3. The pharmaceutical composition of claim 1, wherein the first coating layer comprises from about 5% to about 50% w/w of vildagliptin or pharmaceutically acceptable salt thereof of the total tablet weight.

4. The pharmaceutical composition of claim 1, wherein the said pharmaceutical dosage form is tablet, capsule and capsule filled with minitablet or pellet.

5. A pharmaceutical composition comprising:
(a) a core comprising metformin or pharmaceutically acceptable salt thereof;
(b) first coating layer coated over the core (a), wherein said coating layer comprises about 10% to about 50% w/w of vildagliptin or pharmaceutically acceptable salt thereof and about 5% to about 15% w/w of suitable polymer, wherein suitable polymer is selected from hydroxypropyl methylcellulose or hydroxypropyl cellulose or polyvinylpyrrolidone or combination thereof.
(c) optionally, second coating layer disposed over the first coating layer of (b) comprising one or more pharmaceutically acceptable excipients.
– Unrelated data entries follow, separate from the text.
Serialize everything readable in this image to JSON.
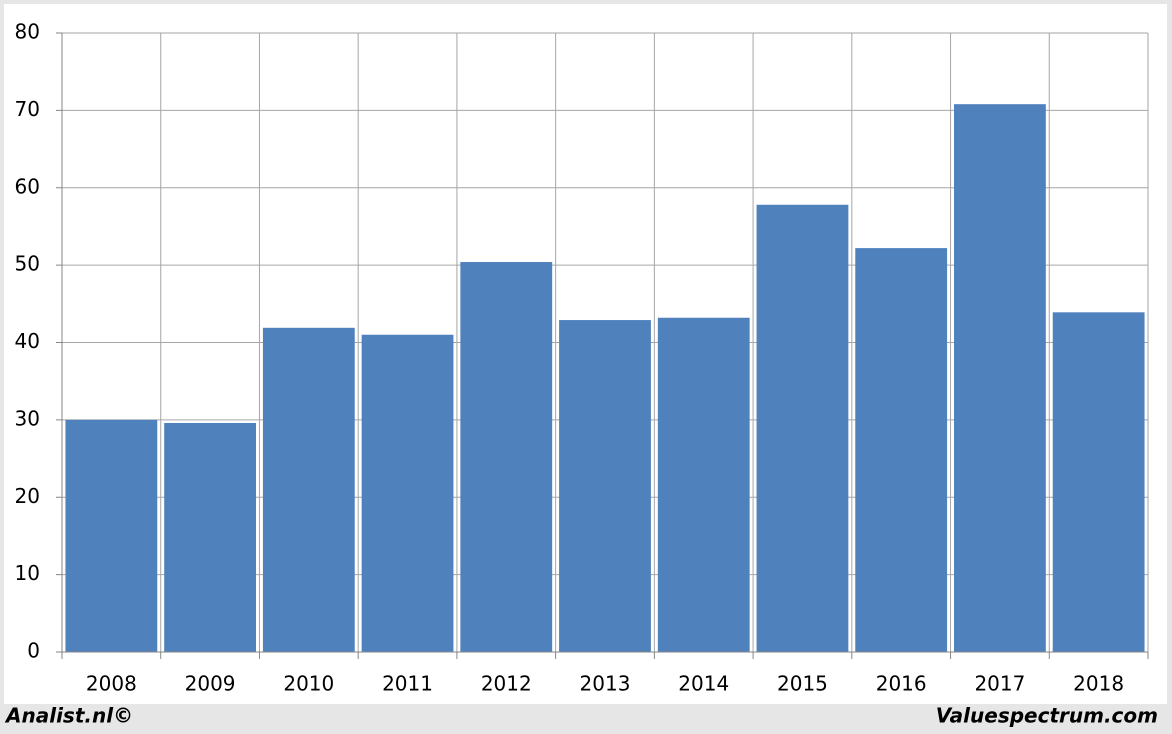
{
  "chart_data": {
    "type": "bar",
    "categories": [
      "2008",
      "2009",
      "2010",
      "2011",
      "2012",
      "2013",
      "2014",
      "2015",
      "2016",
      "2017",
      "2018"
    ],
    "values": [
      30,
      29.6,
      41.9,
      41.0,
      50.4,
      42.9,
      43.2,
      57.8,
      52.2,
      70.8,
      43.9
    ],
    "color": "#4f81bd",
    "ylim": [
      0,
      80
    ],
    "yticks": [
      0,
      10,
      20,
      30,
      40,
      50,
      60,
      70,
      80
    ],
    "grid": true
  },
  "footer": {
    "left": "Analist.nl©",
    "right": "Valuespectrum.com"
  }
}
6. A pharmaceutical composition comprising vildagliptin and metformin or pharmaceutically acceptable salt thereof comprising:
(a) about 20% w/w to about 75% w/w of metformin or pharmaceutically acceptable salt or hydrates thereof;
(b) about 1.5% w/w to about 20% w/w of vildagliptin or pharmaceutically acceptable salt or hydrates thereof;
(c) about 1% w/w to about 7% w/w of suitable polymer of combination thereof;
(d) optionally one or more pharmaceutically acceptable excipients.

7. The pharmaceutical composition according to claim 6, wherein the release of metformin or pharmaceutically acceptable salt thereof is in the form of immediate or modified release.
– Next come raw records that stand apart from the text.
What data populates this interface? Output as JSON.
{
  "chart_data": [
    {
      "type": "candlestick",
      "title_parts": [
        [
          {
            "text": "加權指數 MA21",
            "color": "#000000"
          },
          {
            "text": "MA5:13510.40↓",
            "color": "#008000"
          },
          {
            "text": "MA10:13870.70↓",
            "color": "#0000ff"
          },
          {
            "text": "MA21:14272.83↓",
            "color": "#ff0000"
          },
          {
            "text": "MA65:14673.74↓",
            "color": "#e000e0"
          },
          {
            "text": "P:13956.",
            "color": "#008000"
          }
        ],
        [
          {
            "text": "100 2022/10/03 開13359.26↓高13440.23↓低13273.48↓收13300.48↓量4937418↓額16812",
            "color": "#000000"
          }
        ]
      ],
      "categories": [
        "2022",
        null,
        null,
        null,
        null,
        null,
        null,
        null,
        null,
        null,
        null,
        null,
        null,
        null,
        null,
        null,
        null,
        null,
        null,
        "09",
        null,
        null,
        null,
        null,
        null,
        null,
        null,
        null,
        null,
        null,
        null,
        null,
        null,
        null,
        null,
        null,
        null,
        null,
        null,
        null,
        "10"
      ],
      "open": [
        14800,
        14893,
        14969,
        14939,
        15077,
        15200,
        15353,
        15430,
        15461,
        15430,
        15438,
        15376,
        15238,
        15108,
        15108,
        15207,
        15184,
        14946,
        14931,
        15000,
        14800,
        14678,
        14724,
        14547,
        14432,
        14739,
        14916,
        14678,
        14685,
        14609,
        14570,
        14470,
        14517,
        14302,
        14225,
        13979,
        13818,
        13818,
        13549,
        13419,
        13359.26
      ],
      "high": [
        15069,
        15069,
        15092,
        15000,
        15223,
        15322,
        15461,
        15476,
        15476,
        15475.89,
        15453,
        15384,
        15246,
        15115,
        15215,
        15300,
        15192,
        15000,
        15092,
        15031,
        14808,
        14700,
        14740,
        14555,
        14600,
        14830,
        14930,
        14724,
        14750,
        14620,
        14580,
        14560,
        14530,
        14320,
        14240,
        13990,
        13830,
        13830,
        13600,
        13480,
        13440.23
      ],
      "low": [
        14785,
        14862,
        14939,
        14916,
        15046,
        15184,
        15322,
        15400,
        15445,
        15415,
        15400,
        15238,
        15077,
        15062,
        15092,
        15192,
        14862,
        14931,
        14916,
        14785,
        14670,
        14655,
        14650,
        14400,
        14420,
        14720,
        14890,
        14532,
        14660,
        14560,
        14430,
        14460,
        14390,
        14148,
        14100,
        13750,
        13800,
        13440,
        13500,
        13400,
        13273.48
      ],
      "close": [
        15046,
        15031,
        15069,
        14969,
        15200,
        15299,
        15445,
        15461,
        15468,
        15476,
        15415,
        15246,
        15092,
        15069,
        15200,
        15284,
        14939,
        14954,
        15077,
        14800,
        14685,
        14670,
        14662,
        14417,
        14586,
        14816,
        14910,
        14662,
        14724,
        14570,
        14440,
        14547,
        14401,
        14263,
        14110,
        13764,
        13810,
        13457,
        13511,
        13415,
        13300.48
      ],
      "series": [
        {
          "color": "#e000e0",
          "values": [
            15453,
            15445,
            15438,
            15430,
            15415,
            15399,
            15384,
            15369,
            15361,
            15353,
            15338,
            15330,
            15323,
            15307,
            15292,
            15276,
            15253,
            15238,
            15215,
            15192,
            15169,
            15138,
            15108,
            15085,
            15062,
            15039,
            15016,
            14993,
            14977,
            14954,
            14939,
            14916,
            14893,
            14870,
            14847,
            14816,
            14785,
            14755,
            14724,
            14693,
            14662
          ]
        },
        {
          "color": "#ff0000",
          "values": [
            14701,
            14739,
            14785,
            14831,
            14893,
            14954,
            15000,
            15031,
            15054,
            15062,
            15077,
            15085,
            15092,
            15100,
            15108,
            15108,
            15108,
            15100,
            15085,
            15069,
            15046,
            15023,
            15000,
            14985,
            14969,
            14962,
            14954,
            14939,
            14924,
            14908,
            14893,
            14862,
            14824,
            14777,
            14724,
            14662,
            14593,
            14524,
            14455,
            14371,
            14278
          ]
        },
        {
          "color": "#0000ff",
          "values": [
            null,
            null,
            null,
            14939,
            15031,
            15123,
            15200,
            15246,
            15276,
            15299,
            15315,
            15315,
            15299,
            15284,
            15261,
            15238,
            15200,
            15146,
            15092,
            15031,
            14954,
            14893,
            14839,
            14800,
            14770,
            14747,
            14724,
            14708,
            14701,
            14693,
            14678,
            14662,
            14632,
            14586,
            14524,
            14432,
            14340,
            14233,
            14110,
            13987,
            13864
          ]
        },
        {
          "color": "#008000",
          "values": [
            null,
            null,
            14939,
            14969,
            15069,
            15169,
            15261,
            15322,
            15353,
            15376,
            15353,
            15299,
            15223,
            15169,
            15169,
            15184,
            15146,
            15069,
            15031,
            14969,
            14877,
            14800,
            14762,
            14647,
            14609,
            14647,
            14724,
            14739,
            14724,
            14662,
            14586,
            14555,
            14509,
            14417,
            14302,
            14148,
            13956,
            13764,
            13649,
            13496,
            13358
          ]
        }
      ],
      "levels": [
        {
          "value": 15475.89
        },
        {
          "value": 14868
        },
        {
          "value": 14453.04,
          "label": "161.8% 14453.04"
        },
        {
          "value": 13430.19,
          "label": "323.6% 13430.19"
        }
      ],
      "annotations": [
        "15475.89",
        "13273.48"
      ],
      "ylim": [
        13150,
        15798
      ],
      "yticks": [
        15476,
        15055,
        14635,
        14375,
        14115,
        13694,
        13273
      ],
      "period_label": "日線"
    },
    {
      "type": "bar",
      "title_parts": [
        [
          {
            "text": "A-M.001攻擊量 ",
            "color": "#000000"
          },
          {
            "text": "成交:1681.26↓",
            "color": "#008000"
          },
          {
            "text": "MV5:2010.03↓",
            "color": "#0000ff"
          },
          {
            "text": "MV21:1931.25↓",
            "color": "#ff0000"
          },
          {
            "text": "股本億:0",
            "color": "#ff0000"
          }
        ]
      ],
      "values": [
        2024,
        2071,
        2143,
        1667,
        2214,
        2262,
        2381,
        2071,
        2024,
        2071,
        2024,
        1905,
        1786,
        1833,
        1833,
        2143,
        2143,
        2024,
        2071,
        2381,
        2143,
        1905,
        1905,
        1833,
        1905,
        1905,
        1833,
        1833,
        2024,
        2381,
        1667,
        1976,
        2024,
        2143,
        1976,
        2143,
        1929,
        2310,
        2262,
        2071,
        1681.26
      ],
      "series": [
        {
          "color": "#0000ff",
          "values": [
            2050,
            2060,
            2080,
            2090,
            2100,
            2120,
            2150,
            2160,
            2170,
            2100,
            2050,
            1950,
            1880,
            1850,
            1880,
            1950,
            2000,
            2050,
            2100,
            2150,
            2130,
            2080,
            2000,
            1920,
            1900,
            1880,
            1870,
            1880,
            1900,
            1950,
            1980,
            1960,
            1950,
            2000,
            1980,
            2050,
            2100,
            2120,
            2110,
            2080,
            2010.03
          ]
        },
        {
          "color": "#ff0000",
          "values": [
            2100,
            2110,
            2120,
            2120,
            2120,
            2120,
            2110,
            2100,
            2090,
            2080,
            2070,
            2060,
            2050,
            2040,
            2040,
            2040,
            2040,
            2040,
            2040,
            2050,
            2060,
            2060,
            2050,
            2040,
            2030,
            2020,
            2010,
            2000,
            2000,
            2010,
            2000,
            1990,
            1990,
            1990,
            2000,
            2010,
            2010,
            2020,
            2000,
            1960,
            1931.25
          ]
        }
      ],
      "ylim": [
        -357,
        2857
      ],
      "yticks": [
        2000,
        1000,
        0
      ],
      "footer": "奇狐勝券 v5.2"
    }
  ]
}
8. A pharmaceutical composition comprising:
(a) a core comprising metformin or pharmaceutically acceptable salt thereof;
(b) first coating layer comprising about 50mg of vildagliptin or pharmaceutically acceptable salt thereof; about 16 to 24mg of polymer selected from hydroxypropyl methylcellulose or hydroxypropyl cellulose or polyvinylpyrrolidone or combination thereof;
(c) optionally, second coating applied over first coating layer.
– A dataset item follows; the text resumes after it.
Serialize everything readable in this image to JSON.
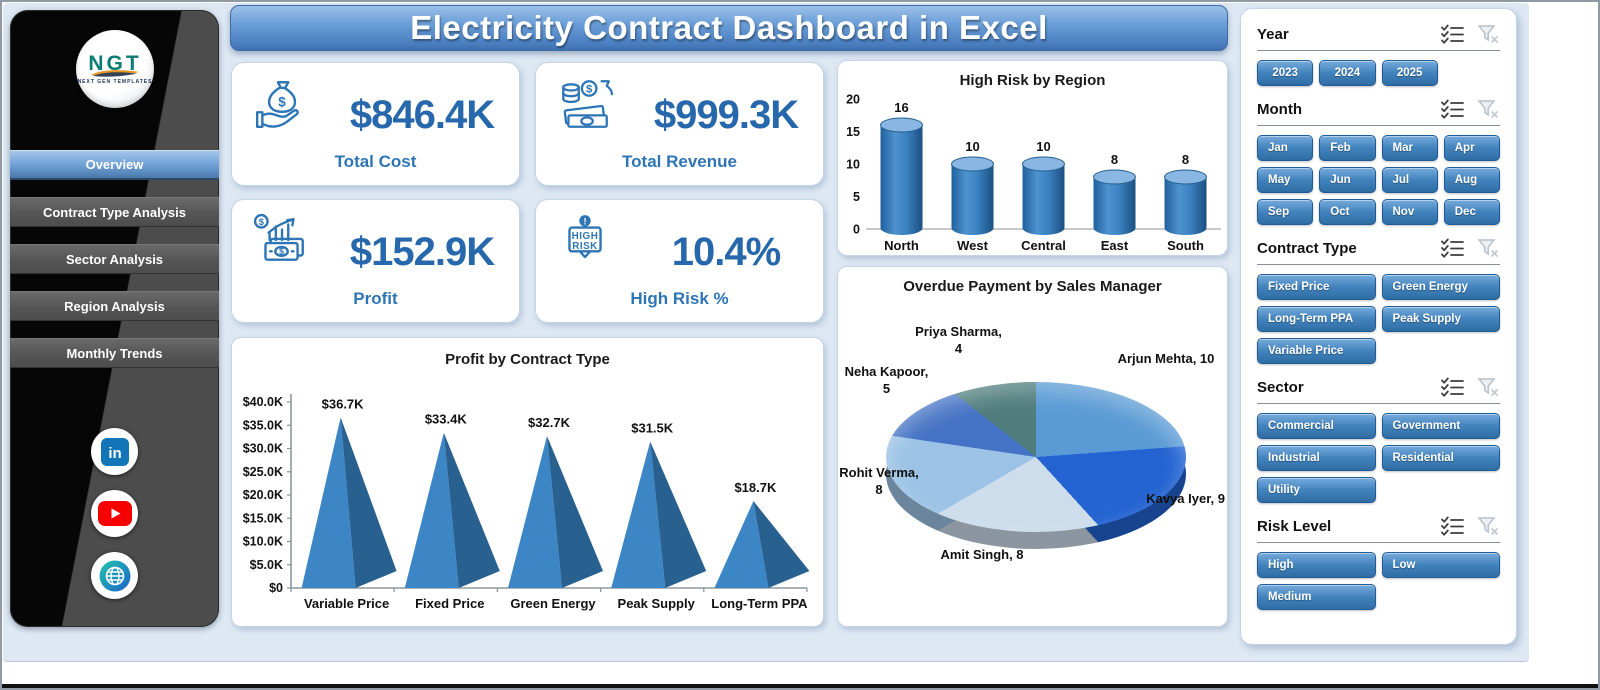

9. A process for preparing pharmaceutical composition of vildagliptin and metformin or pharmaceutically acceptable salt thereof wherein the process comprises steps of:
(a) preparing a core comprising metformin or pharmaceutically acceptable salt thereof;
(b) coating a layer over the core obtained in step (a) to obtain a coated core wherein said coating layer comprises vildagliptin or pharmaceutically acceptable salt thereof and polymer selected from hydroxypropyl methylcellulose or hydroxypropyl cellulose or polyvinylpyrrolidone or combination thereof;
(c) optionally, coating a second coating layer over the coated core obtained in step (b).

10. A method of treating type 2 diabetes mellitus comprising administration of the composition of any of the preceding claim to a patient in need thereof.